This note is mainly about the access layer. Based on our actual project, our experience is shallow and there may be something wrong. I hope to point it out. Write back the notes related to the logic layer and storage layer next time.
First of all, what is our purpose?
- Guaranteed 7*24 hours availability of the system
- Guaranteed user access response time
- Ensure system security
- Unified access layer to standardize application system deployment
Generally speaking, it is enough to have Nginx, but when the traffic has a certain scale, such an architecture becomes unstable, such as: user response time is too long, occasional paralysis or something. Therefore, in order to improve availability and overall throughput, the access layer will be introduced, where LVS four-layer load balancing is used, DNS is resolved to the IP address of LVS, then LVS is forwarded to Nginx, and finally to the back-end RS. As shown in the figure:
Many companies start from a single point service, that is, one service does everything -> later service isolation, introducing Nginx to ensure high availability -> Nginx/LVS/F5/HAProxy for load balancing, as well as shunting and peak shaving Filling the valley, hotspot cache, these things will be covered a lot in the next note.
Let's look at this next:
After reading this picture, you may be speechless, why do you do this? LVS+HAProxy+Nginx seems to be able to do the same thing. The three most widely used load balancing software are all used by you, right? In fact, this layer of architecture system is also iterated by the operation and maintenance department according to the company's specific business traffic.
First look at the access process:
- The user enters the domain name in the browser and presses Enter
- If there is no ip address corresponding to the domain name in the local cache (browser cache + local cache, enter in Google Chrome: chrome://net-internals/#dns to see the cached page, the local cache is in hosts)
- Then go to DNS for domain name resolution, DNS will give the domain name resolution right to the CDN dedicated DNS server pointed to by CNAME
- In order to obtain the actual IP, the browser initiates a content URL access request to the CDN's global load balancing device.
- The global load balancing DNS returns the IP of the closest node at that time to the user's browser according to the user's IP (the URL-related policy set in the CDN is not considered here)
- The browser gets the IP, accesses it, and then goes to the LVS layer.

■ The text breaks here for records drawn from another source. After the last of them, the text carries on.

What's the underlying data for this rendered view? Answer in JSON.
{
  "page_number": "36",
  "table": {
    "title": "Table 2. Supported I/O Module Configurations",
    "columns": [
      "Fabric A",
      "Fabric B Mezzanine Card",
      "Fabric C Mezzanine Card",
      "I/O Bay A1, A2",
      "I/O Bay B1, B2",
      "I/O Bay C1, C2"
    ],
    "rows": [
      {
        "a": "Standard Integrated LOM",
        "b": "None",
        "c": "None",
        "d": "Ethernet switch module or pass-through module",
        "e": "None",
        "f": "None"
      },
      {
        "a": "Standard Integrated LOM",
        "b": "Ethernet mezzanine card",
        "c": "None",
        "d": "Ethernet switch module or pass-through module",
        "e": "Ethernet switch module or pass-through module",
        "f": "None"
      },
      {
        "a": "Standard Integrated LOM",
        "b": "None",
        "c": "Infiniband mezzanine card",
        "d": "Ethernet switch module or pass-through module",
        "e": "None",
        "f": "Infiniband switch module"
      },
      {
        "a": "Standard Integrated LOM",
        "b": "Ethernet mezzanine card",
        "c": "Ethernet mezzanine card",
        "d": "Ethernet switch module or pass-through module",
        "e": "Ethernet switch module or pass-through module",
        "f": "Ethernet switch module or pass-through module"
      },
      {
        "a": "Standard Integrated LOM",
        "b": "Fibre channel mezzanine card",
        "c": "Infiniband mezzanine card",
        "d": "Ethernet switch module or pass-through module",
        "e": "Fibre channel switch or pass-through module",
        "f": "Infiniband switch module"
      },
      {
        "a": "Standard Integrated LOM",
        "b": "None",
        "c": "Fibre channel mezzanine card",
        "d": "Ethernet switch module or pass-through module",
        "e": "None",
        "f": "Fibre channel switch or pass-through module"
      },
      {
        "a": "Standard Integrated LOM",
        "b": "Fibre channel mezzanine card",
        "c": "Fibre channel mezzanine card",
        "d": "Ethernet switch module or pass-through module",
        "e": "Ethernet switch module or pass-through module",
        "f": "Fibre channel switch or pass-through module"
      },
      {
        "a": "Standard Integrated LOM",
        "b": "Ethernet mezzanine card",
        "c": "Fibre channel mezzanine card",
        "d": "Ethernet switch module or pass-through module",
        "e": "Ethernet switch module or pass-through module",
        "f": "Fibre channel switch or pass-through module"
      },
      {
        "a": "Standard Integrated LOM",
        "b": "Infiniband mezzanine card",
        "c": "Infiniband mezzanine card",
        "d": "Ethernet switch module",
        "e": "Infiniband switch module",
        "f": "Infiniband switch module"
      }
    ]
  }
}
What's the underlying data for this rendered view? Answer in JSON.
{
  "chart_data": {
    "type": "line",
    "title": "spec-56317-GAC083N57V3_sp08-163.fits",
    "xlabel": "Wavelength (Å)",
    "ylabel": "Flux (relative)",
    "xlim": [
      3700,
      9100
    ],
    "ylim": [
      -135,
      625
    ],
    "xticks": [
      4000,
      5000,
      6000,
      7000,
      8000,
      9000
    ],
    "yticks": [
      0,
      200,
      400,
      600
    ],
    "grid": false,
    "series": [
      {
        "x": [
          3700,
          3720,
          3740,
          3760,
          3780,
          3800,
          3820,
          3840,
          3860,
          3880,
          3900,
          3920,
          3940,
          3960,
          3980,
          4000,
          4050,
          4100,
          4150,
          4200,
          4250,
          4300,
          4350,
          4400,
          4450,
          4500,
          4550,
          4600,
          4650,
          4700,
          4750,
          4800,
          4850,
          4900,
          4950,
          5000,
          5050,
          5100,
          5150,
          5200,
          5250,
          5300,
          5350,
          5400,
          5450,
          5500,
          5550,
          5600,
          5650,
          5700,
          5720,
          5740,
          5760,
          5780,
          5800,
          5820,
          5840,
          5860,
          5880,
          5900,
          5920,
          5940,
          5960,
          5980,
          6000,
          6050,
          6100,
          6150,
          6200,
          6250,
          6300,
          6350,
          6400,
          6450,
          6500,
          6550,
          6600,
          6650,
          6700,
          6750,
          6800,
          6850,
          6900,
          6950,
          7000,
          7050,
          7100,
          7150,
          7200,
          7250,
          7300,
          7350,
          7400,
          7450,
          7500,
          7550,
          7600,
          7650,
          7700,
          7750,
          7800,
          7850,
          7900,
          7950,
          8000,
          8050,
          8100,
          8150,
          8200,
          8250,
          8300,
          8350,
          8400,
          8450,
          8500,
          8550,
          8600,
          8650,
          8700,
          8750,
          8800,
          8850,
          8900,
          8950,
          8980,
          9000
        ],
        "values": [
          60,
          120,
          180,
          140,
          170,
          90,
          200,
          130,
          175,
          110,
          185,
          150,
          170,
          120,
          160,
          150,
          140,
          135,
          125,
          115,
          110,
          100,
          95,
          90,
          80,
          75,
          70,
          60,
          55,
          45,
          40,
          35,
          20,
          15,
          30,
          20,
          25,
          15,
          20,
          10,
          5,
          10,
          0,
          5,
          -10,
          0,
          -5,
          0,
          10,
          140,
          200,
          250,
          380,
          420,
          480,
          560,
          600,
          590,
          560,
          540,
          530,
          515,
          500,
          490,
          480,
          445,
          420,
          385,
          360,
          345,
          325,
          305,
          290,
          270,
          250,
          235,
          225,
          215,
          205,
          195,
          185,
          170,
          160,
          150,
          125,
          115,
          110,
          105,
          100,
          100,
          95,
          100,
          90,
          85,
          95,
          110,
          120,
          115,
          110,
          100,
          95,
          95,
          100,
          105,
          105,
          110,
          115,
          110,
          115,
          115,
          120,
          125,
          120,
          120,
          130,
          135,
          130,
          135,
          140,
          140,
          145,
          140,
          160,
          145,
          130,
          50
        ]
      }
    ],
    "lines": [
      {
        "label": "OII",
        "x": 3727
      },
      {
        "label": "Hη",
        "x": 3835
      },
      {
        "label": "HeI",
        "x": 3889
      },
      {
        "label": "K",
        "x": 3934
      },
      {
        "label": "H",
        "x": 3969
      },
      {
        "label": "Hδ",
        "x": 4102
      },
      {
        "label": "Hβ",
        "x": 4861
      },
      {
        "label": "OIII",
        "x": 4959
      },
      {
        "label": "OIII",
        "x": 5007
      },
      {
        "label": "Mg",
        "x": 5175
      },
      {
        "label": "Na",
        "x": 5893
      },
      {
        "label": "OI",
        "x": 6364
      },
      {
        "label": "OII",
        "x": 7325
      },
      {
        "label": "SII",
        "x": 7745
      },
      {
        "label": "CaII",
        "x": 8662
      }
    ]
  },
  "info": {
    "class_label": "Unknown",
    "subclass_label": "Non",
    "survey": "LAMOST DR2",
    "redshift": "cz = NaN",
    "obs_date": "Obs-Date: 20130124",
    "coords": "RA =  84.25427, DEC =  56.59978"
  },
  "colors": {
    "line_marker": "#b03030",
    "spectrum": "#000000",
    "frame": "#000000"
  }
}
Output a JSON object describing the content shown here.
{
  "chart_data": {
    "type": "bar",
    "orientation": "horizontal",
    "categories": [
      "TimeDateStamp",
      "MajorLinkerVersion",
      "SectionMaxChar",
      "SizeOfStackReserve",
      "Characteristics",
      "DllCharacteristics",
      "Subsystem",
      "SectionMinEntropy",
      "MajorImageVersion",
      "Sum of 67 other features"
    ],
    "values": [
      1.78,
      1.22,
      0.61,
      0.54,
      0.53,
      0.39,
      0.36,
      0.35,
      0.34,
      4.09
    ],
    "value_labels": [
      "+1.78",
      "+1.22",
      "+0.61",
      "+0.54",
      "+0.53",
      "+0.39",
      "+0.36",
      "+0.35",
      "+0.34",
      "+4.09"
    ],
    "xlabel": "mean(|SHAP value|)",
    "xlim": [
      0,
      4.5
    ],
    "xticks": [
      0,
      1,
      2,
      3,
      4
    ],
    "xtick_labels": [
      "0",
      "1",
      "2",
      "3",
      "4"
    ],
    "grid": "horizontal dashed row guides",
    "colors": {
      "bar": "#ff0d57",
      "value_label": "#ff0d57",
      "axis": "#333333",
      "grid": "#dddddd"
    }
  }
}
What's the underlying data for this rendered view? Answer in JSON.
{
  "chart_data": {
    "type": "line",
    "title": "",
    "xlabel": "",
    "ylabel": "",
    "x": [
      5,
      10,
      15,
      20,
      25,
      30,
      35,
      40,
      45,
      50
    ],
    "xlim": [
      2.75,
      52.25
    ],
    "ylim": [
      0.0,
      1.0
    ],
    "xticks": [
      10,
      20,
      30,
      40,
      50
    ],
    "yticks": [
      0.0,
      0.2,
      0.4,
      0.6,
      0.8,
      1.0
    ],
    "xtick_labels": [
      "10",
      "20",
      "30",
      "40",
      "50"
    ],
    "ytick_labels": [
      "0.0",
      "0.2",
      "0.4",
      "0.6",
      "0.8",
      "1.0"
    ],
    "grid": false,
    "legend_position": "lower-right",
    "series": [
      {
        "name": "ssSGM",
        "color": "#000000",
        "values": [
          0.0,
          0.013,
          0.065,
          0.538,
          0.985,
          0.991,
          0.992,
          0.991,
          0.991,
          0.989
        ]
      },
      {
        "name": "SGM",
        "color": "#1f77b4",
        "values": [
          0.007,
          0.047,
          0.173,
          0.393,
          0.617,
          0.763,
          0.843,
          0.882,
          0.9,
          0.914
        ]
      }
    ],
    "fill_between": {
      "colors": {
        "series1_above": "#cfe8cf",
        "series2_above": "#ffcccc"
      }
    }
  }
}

We know that LVS is at four layers, and HAProxy is based on four layers and seven layers, and provides a comprehensive solution for load balancing of TCP and HTTP applications. Here we use seven layers. Nginx seven layers. Based on their various characteristics, you can go to Google, and I will not make detailed notes here. The load of Layer 4 is based on the IP address (VIP) of Layer 3 + the port number of Layer 4. We actually only achieved high availability and did not perform load balancing. The real load was placed on HAProxy, and one thing LVS did was Distribution means shunting, accessing different businesses and taking different services. When the traffic increases later, the load can be considered, and it can also be easily expanded, that is, it has strong scalability. One thing to realize is that the response to the request does not go through LVS . The project implements LVS/DR+Keepalived to achieve dual-machine hot backup.
HAProxy implements load balancing, strategy: static-rr polls according to weight, HTTP reverse proxy, setting link rejection, virtual host, session retention, and its monitoring service, we developed an implementation when the service is abnormal or downtime SMS and email will be sent to the operation and maintenance department. Of course, the same is true for business services, but there is a more robust monitoring system. In terms of actual efficiency, it is much better than Nginx, and its stability is close to F5.
The implementation of Nginx is that one Nginx corresponds to a Tomcat service. Nginx and Tomact are on the same server, and each service has two to prepare each other to improve availability. The specific functions are as follows: cache function, increase hit rate, and reduce back-to-source. Interface access filtering policy, each interface will have information such as version number and token. Logging function, access log, the importance of logs is self-evident in this age of information explosion; error log, correct detection can not only find bottlenecks in service performance, but also find problems in time, and log segmentation. Here you can directly build the ELK platform to query and display logs in a friendly way.
The above content is just why we do it, not that we should do it or that we only use some of their functions, and there may be some things that are not well understood. The architecture scheme used by the company is to use different technologies according to the scale and different stages of the website. You only have dozens of QPS, is it necessary to use hardware load F5, Radware, Array, NetScaler? If you have money, you also need to start from reality, otherwise what will we optimize in the later stage?